東芝デジタルソリューションズは、サイバーフィジカルシステム(CPS)をテコに“稼ぐ力”を強めている。社会インフラや物流、工場など、東芝グループの幅広い事業領域からデータを取得し、そのデータを価値に変えていくCPS事業は、東芝グループの強みを生かしやすく「付加価値の高いデジタルソリューション事業の拡大が期待できる」(錦織弘信社長)という。既存のビジネスに加え、付加価値の高いCPS事業を加速していくことで一段と収益力を高めていく。

サイバーとフィジカルの融合

 CPSとは、実世界(フィジカル)から収集したデータをサイバー空間で蓄積、分析。その結果として見えてきたものを、再びフィジカルに戻して改善、最適化する手法である。東芝グループは、エネルギーや社会インフラ、物流・流通、ビル・施設、ものづくりといったフィジカルに強い。ここから得たデータをAI(人工知能)やIoTなどのデジタル技術によって新たな価値を創出することでビジネスを拡大していくCPS戦略が、今後の東芝における成長の柱になると期待されている。
 

 東芝グループでは現在、「エネルギー」「社会インフラ」「製造」「物流」の4領域に向けたインダストリアルIoT(IIoT)サービスの開発を進めており、12のサービスを「TOSHIBA SPINEX (スパインエックス)」として提供する計画である。エネルギー分野では「運転データを用いた故障予知サービス」「最適発電計画サービス」、社会インフラ分野では「鉄道車両の遠隔監視サービス」「熱源空調遠隔管理・保守サービス」、製造分野では「製造業向けIoTサービス」「車載制御モデル 分散・連成シミュレーションプラットフォーム」「AI画像検査サービス」、そして物流分野では「物流IoTソリューション」などを順次展開していく。

デジタルツインの手法を駆使

 直近の事例を挙げると、英国の鉄道会社グレーター・アングリアとCPS技術を活用した鉄道運行計画作成のプロジェクトを始めると2019年9月に発表。
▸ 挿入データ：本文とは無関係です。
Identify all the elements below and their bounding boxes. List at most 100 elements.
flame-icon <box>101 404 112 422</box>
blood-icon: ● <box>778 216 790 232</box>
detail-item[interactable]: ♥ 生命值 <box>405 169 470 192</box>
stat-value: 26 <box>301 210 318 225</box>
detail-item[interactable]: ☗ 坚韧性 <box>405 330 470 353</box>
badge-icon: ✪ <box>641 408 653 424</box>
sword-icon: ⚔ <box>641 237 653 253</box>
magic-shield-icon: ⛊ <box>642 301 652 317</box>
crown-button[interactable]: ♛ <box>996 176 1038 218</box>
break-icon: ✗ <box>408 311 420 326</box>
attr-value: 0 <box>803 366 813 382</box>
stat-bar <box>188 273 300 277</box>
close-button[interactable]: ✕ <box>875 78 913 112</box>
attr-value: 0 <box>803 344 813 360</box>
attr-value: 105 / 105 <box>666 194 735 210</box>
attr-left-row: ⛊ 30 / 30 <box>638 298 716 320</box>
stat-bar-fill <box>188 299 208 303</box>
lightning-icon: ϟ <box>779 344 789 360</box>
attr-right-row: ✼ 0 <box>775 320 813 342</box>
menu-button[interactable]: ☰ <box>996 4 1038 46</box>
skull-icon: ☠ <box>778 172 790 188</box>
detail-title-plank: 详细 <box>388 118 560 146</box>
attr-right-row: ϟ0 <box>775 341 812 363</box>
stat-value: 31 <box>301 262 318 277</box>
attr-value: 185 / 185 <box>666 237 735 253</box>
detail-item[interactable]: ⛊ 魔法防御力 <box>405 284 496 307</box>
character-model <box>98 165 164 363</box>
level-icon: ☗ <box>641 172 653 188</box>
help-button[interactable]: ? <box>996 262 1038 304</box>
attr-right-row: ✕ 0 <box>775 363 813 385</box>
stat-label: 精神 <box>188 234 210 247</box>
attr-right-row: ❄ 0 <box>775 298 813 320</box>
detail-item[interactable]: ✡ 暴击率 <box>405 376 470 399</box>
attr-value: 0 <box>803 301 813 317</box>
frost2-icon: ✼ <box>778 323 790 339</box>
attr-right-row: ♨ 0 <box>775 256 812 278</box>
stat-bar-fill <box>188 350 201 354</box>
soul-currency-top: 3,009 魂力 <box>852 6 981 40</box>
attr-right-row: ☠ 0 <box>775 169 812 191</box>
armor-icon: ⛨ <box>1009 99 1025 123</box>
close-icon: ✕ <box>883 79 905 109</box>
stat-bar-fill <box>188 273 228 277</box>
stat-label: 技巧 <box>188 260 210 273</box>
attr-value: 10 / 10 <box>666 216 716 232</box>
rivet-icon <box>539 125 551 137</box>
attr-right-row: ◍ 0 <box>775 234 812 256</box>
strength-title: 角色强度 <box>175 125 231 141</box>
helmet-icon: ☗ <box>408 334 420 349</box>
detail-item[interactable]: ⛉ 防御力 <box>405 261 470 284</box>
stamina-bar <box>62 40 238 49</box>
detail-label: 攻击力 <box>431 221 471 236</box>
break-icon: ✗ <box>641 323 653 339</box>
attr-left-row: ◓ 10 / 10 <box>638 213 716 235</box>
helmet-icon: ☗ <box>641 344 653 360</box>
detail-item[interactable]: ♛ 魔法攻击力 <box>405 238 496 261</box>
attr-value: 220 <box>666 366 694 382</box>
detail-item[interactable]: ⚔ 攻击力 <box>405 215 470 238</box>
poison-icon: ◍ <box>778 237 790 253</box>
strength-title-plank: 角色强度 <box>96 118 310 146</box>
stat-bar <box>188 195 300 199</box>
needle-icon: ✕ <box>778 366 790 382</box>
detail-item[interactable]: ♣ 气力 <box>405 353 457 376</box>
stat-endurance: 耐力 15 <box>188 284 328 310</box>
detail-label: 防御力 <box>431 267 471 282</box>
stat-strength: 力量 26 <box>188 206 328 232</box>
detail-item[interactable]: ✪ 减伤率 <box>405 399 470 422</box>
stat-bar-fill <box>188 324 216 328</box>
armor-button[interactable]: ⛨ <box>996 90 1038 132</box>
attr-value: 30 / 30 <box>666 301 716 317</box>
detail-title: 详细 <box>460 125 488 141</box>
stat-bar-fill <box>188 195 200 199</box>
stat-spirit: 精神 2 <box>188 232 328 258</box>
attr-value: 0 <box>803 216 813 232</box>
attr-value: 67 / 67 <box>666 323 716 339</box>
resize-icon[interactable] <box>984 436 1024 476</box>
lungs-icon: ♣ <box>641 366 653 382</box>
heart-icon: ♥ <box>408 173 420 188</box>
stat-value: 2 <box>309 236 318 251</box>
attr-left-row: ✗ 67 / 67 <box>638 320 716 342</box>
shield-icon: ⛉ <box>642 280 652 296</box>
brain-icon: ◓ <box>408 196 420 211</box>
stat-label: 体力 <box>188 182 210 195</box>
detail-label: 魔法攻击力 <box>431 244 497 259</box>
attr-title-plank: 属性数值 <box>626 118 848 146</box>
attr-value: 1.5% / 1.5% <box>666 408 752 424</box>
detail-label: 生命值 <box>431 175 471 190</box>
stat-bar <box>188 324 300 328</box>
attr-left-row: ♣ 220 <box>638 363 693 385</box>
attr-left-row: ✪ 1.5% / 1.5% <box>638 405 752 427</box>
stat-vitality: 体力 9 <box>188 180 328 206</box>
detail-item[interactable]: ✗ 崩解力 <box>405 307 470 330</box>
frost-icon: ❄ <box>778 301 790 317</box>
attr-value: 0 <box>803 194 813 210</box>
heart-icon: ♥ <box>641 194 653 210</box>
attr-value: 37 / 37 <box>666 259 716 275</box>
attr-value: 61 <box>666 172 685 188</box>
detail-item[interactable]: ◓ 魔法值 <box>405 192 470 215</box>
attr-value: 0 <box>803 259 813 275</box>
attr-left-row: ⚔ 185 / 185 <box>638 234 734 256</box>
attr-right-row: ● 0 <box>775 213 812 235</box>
ほかにも、スペインの大手自動車プレス部品メーカーと同じくCPS技術を応用してシャシー部品の溶接検査に関する実証実験などに取り組んでいる。データが蓄積してくれば、サイバー空間でのシミュレーションや分析の精度が高まり、「フィジカル空間での業務負荷の軽減、業務品質の向上に役立つ」と錦織社長は話す。
 
錦織弘信 社長

 現場からデータを収集し、データを双子(ツイン)のようにデジタル空間上に写像し、それを分析・シミュレーションして現場に戻すCPSの手法は、「デジタルツイン」と呼ばれている。東芝デジタルソリューションズは、このCPSの一手法であるデジタルツインを実現する製造業向けのIoTサービス「Meister Cloudシリーズ」の提供を2019年12月に開始した。

 東芝グループの強みは、さまざまな事業ドメインにおける140年以上にわたる経験とICTのノウハウを兼ね備えた総合力である。「フィジカルとサイバー、両方の知見を持つ企業は少ないため、そこにポテンシャルがある。」と錦織社長は話す。さらに、50年以上のAI研究の知見もあり、特にAIは画像だけでなく、音声も扱っている。同社ではモノにかかわるAI「SATLYS(サトリス)」と、人に関わるAI「RECAIUS(リカイアス)」も独自に開発している。

リアルビジネスの価値を最大化

 製造業向けのIoTソリューションであるMeisterシリーズは、自動車、産業機械、電子部品の大手製造業などの国内10社余りの案件が進行中だ。RECAIUSは、幅広い業種からの案件を獲得している。SATLYSも、デジタルツインを実現するのに不可欠な分析エンジンとして引き合いが増加中だ。

 東芝グループでは、23年度までの中期経営計画「東芝Nextプラン」を実行中で、東芝デジタルソリューションズでは既存SI事業に加え、CPSが生み出す価値をベースとしたデジタルソリューション事業に注力していく。

 これまでサイバー空間が中心だったデジタルビジネスが、CPSによって産業分野へ急速に広がる様相を見せている。錦織社長は、「産業分野でまだ活用されていないデータが膨大に存在しており、ビジネスの伸びしろは大きい」と、CPSテクノロジー企業としての成長を加速させていく。